Berlinale 2018 - Dia#06 - 4

Don't Worry...

DON'T WORRY HE WON'T GET FAR ON FOOT

por Henrique Cury

O novo filme de Gus van Sant, exibido na manhã desta terça-feira para jornalistas no Palast, foi ofuscado pela grosseria do ator principal Joaquim Phoenix na coletiva de imprensa. Phoenix destratou vários jornalistas inclusive o representante da TV Globo ao responder de maneira grosseira que odeia “perguntas de festivais” e que não queria estar ali. No final ainda ficou de costas para os jornalistas constrangendo o diretor Gus van Sant.

"Don’t Worry He Won’t Get Far On Foot" marca o reencontro de van Sant e Phoenix após 25 anos quando filmaram "To Die For" ( "Um Sonho Sem limites", 1995). O filme conta a história do cartunista americano John Callahan ( 1951-2010). Callahan era um alcoólatra de mão cheia que sofre um acidente e fica tetraplégico. Sem conseguir se livrar do vício, se rende a um grupo de 12 passos ao estilo dos Alcoólatras Anônimos.

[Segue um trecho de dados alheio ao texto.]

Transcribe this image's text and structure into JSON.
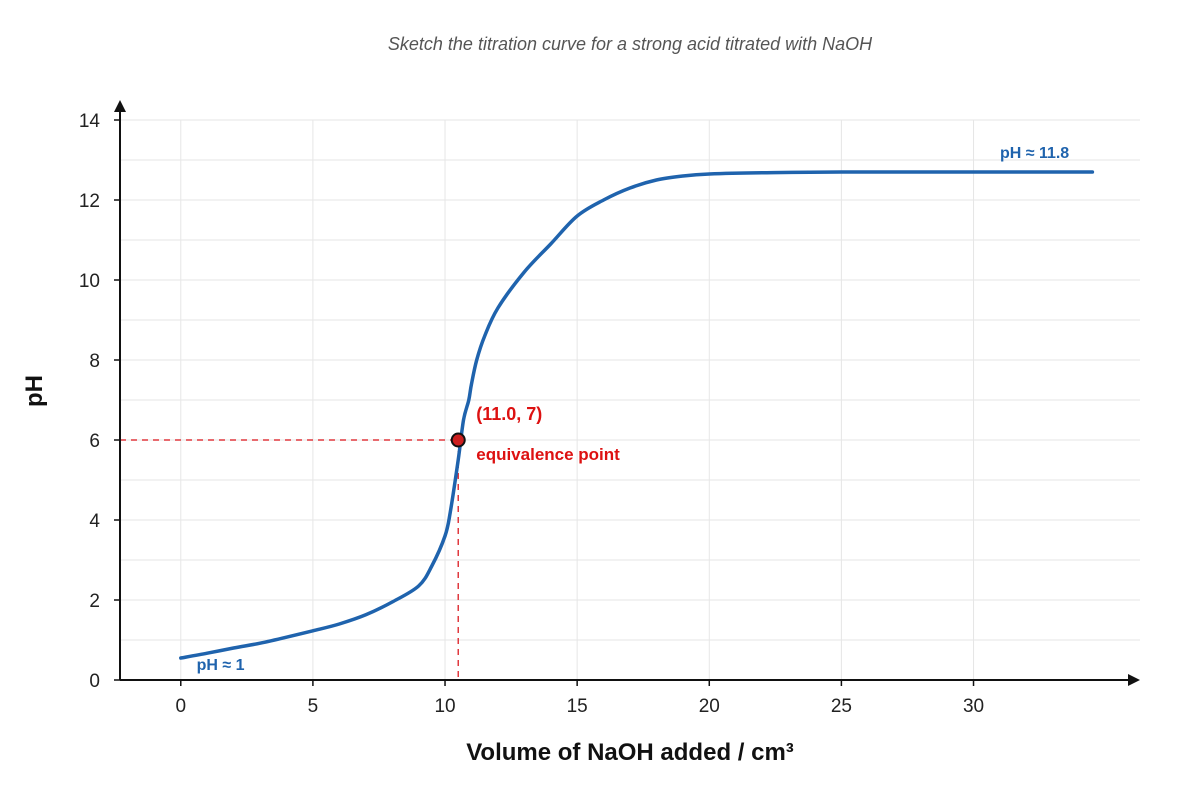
{
  "chart_data": {
    "type": "line",
    "title": "Sketch the titration curve for a strong acid titrated with NaOH",
    "xlabel": "Volume of NaOH added / cm³",
    "ylabel": "pH",
    "xlim": [
      -2.3,
      36.3
    ],
    "ylim": [
      0,
      14
    ],
    "x_ticks": [
      0,
      5,
      10,
      15,
      20,
      25,
      30
    ],
    "y_ticks": [
      0,
      2,
      4,
      6,
      8,
      10,
      12,
      14
    ],
    "grid": true,
    "series": [
      {
        "color": "#1f63ad",
        "x": [
          0,
          1,
          2,
          3,
          4,
          5,
          6,
          7,
          8,
          9,
          9.5,
          10.0,
          10.2,
          10.5,
          10.7,
          10.9,
          11.0,
          11.2,
          11.5,
          12,
          13,
          14,
          15,
          16,
          17,
          18,
          19,
          20,
          22,
          25,
          30,
          34.5
        ],
        "y": [
          0.55,
          0.67,
          0.8,
          0.92,
          1.07,
          1.23,
          1.4,
          1.63,
          1.95,
          2.35,
          2.85,
          3.6,
          4.2,
          5.5,
          6.5,
          7.0,
          7.4,
          8.0,
          8.6,
          9.3,
          10.2,
          10.9,
          11.6,
          12.0,
          12.3,
          12.5,
          12.6,
          12.65,
          12.68,
          12.7,
          12.7,
          12.7
        ]
      }
    ],
    "guide_point": {
      "x": 10.5,
      "y": 6
    },
    "annotations": {
      "coordinates": "(11.0, 7)",
      "equivalence": "equivalence point",
      "start": "pH ≈ 1",
      "end": "pH ≈ 11.8"
    }
  }
}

Fugindo do cinema de autor, sua marca característica com a qual venceu a Palma de Ouro em Cannes com Elefante (2003), Gus van Sant se rende ao cinemão mas obteve um bom resultado. Apresentado este ano em Sundance e exibido pela primeira vez na Europa, hoje o filme tem Phoenix como força central e mostra as dificuldades em se vencer o alcolismo e a superação da tetraplegia.

A bebida era a maior deficiência de Callahan e o acidente foi seu resultado direto. A redenção de Callahan está na suas tiras cômicas de humor negro, amados por uns, odiados por outros levando ao cerne do debate sobre o politicamente correto. O filme se passa na transição entre o governo Carter e o governo Reagan (1980) e começou a ser filmado na transição entre o governo Obama e o governo Trump (2017).

Gus van Sant diz que naquela época, em menor proporção, a ascensão do republicano levou a sociedade a questionar o politicamente correto. Alcoólatra e cadeirante e ajudado por um ex-alcoolatra gay, Van Sant diz que Callahan encontrava na sua arte, por vezes agressiva, a única maneira de vencer o preconceito e o vício. Disse ainda que hoje em dia os Estados Unidos vivem um pesadelo político sem precedentes e não existe mais limites para o desrespeito às diferenças.

Joaquim Phoenix tem de longe o melhor desempenho entre os homens até aqui e mereceria o prêmio de melhor ator . Se não fosse pelo papelão na entrevista, contaria com o apoio da maioria dos jornalisas da Berlinale. O filme também tem chances de levar o urso mas tiraria do festival de Berlim a áurea de cinema de autor colocando-o no mesmo patamar dos festivais mais comerciais.